La situación en China

Prácticamente nadie habló de una posible crisis en China. Sin embargo, todos admiten que el gigante asiático tiene sus propios problemas: las fuentes de crecimiento a medio plazo están sin definir, la corrupción y la polarización de la población aumentan, el proteccionismo es un hecho y existe la posibilidad de entrar en una guerra comercial con EE UU. Sin embargo, lo más probable es que China no ralentice su ritmo de crecimiento, al menos a corto plazo. Uno de los comentarios más interesantes e inesperados se dio en la sesión titulada “Incertidumbre: dólar, euro, yuan”. Aparentemente, China no pretende que el yuan se convierta en una divisa de reserva en los próximos diez años.

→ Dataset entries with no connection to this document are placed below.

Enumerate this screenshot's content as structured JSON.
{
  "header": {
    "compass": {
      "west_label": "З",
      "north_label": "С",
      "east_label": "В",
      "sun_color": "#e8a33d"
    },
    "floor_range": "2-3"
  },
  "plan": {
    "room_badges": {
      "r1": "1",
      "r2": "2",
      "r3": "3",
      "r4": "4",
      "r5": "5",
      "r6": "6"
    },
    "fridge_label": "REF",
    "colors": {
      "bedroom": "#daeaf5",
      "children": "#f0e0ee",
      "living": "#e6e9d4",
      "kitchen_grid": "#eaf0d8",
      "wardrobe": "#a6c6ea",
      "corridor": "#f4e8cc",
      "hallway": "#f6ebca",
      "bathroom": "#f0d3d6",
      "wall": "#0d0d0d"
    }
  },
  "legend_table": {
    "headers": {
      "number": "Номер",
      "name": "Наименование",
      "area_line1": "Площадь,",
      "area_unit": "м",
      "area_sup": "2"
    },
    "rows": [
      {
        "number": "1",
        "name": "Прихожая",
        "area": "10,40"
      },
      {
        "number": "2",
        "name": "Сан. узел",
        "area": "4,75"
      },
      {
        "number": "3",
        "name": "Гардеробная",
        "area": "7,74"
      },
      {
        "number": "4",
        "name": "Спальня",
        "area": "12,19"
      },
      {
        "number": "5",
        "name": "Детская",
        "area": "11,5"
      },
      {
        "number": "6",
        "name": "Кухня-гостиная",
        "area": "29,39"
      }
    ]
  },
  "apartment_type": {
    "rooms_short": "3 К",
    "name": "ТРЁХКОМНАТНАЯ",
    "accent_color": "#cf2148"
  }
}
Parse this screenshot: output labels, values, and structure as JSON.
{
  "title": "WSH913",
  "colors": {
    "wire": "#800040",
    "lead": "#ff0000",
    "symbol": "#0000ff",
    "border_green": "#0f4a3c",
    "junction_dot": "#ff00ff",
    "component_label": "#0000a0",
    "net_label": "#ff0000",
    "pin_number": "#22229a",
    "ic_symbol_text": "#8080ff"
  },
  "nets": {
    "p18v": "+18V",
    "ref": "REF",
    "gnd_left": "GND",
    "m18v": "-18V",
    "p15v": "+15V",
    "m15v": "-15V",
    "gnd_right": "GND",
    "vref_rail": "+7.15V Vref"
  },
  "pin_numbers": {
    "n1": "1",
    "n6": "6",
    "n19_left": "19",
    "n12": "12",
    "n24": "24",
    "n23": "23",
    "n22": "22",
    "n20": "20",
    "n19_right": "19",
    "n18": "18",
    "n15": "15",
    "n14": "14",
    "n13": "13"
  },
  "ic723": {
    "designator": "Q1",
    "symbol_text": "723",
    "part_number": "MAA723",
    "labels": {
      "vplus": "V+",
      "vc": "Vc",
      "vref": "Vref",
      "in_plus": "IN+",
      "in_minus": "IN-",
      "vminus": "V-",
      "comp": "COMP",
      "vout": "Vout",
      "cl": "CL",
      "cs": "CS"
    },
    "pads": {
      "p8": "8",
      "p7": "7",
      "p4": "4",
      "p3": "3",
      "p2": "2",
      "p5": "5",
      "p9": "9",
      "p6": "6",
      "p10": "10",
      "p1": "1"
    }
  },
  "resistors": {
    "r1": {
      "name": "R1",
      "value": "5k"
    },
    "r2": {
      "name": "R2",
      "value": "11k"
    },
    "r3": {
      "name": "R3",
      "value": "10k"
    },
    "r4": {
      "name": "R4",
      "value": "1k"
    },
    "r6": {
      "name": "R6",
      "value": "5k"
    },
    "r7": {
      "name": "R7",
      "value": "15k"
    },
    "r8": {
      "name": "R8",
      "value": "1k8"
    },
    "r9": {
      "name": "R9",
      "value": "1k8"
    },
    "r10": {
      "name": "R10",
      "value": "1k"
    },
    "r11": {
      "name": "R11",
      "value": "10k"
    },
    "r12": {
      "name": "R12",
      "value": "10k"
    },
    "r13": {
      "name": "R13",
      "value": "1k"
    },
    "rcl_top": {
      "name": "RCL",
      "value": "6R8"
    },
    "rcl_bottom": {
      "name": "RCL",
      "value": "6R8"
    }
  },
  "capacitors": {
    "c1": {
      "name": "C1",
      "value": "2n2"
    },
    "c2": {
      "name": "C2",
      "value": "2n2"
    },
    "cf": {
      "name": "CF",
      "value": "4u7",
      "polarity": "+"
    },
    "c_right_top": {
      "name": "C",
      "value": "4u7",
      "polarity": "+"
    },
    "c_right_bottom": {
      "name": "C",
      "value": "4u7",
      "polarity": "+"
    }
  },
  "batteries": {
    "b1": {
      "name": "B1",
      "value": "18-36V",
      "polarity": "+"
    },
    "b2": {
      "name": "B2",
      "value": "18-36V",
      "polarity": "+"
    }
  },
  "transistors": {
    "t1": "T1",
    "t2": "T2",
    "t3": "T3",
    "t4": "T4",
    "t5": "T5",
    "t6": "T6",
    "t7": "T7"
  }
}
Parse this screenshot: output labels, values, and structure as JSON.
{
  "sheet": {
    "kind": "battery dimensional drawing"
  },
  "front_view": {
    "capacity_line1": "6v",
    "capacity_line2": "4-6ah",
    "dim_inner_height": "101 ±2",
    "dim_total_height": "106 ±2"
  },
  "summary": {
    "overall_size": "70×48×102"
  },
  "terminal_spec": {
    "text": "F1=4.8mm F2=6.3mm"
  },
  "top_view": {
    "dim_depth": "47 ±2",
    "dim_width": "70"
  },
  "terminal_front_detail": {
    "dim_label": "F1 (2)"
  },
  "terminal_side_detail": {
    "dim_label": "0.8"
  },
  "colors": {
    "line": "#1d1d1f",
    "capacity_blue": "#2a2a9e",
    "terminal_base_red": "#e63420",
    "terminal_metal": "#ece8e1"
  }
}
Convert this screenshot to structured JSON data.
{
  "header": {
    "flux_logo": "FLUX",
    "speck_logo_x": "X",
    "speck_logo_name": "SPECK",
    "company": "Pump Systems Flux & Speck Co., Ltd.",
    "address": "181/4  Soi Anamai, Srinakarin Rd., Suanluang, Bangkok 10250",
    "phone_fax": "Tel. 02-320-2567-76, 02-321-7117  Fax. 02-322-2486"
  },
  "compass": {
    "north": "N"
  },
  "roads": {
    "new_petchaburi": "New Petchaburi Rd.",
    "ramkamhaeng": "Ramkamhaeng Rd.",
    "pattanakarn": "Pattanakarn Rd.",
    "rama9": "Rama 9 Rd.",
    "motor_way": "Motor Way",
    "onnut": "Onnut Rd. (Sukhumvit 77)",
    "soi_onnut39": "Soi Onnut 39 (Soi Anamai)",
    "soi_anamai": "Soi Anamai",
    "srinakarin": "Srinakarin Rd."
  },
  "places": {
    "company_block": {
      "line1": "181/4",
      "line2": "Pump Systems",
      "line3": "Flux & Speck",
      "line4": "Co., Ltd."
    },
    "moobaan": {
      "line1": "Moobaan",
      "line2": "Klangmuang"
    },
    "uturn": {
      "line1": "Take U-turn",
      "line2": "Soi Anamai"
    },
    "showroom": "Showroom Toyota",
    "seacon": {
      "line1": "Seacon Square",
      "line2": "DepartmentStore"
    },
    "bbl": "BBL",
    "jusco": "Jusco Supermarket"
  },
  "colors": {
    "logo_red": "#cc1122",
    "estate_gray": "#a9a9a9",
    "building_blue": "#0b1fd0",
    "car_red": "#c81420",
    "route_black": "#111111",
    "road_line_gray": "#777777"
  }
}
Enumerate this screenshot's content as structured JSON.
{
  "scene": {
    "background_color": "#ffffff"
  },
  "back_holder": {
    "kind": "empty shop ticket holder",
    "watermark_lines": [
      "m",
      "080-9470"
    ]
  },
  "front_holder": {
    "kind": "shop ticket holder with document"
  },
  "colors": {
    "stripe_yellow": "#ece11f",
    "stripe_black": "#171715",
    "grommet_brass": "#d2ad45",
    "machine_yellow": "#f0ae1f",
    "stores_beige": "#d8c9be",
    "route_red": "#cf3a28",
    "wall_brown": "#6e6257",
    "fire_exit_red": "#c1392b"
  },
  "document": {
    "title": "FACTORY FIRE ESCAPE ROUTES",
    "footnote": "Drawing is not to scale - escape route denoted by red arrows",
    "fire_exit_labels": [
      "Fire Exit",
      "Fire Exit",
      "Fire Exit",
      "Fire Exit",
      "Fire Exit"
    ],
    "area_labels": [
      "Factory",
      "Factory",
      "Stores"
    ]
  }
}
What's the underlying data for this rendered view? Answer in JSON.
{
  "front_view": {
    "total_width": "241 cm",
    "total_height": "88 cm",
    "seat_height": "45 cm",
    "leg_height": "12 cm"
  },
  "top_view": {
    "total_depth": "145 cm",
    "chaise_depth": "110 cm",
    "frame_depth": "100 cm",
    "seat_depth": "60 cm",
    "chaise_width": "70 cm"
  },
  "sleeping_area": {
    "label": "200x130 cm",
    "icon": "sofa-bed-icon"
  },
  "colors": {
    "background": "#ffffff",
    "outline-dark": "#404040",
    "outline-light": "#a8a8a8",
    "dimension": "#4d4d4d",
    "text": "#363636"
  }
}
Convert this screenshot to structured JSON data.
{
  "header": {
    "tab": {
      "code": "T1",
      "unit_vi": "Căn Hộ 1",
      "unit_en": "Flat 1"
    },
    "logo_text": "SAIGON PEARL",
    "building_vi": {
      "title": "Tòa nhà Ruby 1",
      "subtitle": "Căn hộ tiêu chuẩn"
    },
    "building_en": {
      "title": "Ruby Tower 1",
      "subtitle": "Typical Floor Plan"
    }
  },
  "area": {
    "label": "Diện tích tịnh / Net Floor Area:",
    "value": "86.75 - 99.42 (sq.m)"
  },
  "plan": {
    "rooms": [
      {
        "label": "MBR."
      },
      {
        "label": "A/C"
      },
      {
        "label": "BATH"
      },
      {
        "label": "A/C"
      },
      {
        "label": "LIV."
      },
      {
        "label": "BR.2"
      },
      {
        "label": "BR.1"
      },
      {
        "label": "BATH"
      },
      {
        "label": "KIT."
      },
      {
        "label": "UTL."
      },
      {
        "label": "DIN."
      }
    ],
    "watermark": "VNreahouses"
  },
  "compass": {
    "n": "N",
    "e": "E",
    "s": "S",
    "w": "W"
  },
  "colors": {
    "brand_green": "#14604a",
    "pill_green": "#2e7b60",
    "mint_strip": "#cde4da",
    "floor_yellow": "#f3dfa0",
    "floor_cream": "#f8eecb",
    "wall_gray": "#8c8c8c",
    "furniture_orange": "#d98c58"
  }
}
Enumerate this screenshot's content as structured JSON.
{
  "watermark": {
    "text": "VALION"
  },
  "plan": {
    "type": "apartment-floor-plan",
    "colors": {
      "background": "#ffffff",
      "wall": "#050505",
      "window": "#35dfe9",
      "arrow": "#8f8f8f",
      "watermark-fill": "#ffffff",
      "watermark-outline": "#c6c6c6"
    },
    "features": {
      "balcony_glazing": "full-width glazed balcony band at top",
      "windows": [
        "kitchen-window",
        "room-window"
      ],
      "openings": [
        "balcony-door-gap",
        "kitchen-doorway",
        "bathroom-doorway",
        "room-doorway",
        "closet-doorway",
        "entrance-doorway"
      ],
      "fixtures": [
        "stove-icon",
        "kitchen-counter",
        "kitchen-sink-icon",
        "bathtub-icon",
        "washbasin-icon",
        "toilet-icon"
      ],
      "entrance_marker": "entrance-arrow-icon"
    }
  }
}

El motivo consiste en que las autoridades chinas recelan de que el yuan, como divisa de reserva, se convierta en un potencial desestabilizador de la economía. Por ejemplo, la “huida hacia el yuan”, con posibles futuras crisis fuera de China, podría conducir a un fortalecimiento brusco de esa moneda y, por tanto, a problemas en la economía real. Este comentario demuestra que, desde el punto de vista de la administración china, al menos en los próximos diez años las ventajas del yuan como divisa de reserva son menores que los potenciales riesgos de las divisas. Nuestra previsión es que China seguirá cumpliendo su 12º plan quinquenal, el principal programa económico del país, que supone la transición desde un crecimiento económico basado en el modelo de la exportación, a un modelo del consumo interno. Mientras que la promoción del yuan como divisa de reserva, probablemente no se dé hasta que la economía china sea más equilibrada desde el punto de vista de la exportación, del consumo interno y del desarrollo de su mercado financiero.

-Serguéi Guriev es rector de la Escuela de Economía de Rusia.

-Oleg Tsivinski es catedrático de economía de la Universidad de Yale y de la Escuela de la Economía de Rusia.